In order to minimize the surgical procedure, only one level of a symptomatic multilevel LSS was decompressed after the gate load test was performed using a treadmill. Decompression of the selected level in multilevel LSS produced good results.
It is possible to treat patients with multilevel LSS to decompress one selected level, because NC is present in the most severe compressed vertebral canal and/or vertebral foramen.
A recent review reported that no firm conclusions on the diagnostic performance of clinical or radiological tests can be made15. On the other hand, the clinical syndrome of NC, provides a recognizable and meaningful subgroup of chronic low back pain patients, who can be identified by the presence of posture-related clinical symptoms.

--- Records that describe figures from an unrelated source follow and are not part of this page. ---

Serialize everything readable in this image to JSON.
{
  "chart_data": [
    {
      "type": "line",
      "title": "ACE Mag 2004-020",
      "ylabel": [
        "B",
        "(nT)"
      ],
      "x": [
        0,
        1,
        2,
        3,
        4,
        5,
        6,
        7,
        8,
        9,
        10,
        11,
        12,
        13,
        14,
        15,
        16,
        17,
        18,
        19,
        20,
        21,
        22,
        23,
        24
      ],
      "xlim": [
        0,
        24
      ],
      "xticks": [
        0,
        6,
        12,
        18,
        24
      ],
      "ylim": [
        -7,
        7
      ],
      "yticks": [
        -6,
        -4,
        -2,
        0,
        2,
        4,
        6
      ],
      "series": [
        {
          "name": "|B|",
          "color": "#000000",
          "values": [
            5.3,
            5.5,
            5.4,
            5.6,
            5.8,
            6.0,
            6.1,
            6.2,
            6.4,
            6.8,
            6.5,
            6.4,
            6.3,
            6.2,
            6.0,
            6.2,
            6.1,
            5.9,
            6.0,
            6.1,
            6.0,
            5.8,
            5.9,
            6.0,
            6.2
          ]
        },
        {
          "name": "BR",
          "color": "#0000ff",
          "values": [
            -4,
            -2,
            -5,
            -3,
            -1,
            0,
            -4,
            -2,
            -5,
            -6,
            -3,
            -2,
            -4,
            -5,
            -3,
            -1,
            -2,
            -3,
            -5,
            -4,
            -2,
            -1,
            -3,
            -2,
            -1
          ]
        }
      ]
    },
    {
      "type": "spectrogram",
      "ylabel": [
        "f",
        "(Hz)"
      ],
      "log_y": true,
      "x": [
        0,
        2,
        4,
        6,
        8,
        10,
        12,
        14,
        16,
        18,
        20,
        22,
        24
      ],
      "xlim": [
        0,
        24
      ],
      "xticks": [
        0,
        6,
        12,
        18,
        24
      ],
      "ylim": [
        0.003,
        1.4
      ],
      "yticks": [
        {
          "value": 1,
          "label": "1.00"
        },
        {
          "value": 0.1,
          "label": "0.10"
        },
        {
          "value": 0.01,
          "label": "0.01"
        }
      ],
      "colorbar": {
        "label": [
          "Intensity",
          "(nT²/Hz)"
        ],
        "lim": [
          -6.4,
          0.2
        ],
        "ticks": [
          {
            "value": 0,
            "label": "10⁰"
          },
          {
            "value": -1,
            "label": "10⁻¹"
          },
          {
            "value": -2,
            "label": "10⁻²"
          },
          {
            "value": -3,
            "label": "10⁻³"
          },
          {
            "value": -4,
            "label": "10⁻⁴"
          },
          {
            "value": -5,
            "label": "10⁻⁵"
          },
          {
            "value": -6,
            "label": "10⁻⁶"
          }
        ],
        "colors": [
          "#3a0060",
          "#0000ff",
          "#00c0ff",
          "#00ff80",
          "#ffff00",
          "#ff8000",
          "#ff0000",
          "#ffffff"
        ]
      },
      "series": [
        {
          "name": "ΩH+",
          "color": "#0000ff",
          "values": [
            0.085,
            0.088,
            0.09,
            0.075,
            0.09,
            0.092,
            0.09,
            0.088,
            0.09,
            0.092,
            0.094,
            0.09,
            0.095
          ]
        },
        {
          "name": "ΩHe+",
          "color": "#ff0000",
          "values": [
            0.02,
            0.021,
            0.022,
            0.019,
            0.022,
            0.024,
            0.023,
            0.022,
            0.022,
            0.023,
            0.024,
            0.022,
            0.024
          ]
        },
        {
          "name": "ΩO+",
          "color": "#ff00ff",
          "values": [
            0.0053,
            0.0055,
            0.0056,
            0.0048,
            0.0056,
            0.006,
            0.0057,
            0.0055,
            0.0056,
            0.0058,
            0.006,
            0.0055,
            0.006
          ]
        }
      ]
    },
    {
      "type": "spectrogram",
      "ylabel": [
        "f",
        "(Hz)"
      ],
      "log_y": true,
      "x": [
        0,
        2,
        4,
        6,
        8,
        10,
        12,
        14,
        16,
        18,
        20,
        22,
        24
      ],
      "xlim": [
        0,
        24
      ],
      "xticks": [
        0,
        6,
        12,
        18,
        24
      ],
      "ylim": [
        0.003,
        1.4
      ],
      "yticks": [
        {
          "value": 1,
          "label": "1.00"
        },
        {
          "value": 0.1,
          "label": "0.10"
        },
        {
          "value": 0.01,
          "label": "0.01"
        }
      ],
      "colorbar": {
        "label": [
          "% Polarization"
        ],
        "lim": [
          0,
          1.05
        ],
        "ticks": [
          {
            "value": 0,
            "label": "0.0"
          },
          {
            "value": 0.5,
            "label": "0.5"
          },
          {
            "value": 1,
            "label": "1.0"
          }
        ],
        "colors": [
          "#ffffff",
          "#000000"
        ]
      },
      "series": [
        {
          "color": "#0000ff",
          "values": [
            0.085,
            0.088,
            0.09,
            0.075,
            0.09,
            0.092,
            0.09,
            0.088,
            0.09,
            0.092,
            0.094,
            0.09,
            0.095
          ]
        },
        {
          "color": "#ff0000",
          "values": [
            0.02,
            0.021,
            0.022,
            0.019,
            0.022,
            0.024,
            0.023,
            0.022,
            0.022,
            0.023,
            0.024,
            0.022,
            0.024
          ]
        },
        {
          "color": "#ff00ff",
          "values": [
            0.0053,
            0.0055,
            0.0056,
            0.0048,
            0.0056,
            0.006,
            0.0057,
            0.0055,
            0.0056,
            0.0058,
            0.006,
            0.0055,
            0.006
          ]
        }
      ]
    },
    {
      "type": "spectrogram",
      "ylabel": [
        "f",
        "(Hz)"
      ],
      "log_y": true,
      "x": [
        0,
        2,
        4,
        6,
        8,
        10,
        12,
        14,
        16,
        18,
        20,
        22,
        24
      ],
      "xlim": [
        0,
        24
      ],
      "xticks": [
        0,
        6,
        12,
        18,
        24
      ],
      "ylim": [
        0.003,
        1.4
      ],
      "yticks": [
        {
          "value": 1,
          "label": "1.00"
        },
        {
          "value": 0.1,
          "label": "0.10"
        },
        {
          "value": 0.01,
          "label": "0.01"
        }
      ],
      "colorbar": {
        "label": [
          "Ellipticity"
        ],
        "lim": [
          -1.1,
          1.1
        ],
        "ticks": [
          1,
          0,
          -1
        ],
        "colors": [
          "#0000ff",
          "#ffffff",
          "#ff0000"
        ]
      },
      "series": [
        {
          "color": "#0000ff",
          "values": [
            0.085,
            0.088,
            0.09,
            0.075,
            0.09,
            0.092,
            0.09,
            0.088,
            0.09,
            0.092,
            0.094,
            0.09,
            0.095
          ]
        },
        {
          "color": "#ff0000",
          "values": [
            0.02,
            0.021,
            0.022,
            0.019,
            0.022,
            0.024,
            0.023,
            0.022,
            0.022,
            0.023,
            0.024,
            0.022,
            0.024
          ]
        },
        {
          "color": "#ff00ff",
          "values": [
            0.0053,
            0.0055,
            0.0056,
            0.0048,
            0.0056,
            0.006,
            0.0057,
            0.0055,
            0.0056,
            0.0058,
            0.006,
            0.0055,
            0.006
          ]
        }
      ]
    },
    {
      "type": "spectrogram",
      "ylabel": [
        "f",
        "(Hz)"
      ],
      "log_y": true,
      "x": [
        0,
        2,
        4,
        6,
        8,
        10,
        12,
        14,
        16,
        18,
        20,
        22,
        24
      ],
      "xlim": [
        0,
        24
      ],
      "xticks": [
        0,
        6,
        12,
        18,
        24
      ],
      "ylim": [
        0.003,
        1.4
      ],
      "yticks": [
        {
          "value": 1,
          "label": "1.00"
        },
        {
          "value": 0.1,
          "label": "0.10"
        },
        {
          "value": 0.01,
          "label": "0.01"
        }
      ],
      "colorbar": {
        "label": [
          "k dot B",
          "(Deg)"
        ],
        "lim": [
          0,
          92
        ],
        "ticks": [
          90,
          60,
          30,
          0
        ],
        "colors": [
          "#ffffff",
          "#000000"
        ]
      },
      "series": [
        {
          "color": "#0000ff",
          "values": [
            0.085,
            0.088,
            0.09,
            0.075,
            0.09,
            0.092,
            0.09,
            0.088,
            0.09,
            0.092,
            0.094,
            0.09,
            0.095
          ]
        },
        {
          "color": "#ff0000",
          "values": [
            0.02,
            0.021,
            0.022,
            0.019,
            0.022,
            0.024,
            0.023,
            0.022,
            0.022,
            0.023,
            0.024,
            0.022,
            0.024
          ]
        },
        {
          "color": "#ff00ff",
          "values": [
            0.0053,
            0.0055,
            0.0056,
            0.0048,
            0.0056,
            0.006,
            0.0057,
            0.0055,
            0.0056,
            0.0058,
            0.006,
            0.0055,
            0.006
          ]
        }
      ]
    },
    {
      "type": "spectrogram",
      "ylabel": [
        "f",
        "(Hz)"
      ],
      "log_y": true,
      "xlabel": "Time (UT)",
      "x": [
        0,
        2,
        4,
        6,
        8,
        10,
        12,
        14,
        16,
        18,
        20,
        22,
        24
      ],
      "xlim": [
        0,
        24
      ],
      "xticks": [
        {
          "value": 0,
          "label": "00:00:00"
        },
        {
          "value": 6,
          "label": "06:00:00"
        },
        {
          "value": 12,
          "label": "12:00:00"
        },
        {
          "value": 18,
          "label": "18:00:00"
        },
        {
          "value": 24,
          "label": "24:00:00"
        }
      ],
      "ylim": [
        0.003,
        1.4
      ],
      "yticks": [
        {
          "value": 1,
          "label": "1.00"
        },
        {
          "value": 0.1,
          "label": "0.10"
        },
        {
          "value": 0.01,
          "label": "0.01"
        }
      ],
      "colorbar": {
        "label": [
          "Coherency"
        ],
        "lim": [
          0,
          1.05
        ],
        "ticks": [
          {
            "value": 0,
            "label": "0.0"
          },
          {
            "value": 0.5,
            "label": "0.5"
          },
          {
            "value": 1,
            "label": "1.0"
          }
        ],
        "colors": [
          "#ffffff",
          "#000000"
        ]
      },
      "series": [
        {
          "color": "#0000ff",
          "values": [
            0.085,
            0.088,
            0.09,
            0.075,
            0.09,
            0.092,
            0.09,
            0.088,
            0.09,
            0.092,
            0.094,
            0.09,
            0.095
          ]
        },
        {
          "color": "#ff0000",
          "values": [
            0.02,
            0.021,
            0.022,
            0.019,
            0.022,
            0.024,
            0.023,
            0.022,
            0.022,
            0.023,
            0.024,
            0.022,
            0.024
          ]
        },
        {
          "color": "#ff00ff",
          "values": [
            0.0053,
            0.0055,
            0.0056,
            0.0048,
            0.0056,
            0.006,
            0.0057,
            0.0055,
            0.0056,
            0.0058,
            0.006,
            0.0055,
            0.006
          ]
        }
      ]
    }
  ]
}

The Gait load test helps objectify pre- and postsurgical clinical complaints and verifies a lumbar spinal stenosis by creating a situation of dynamic strain. An assessment of the orthopedic and neurological status by an independent examiner at the end of the test delivers additional diagnostic certainty.
It is believed that expensive spinal imaging may be unnecessary except where surgery is planned.
The gait load test allows an objective and quantitative evaluation of the gait characteristics of patients with lumbar canal stenosis and is useful for determining the levels for surgical treatment in these patients. In addition, it can be another less invasive treatment with minimal post surgical complications.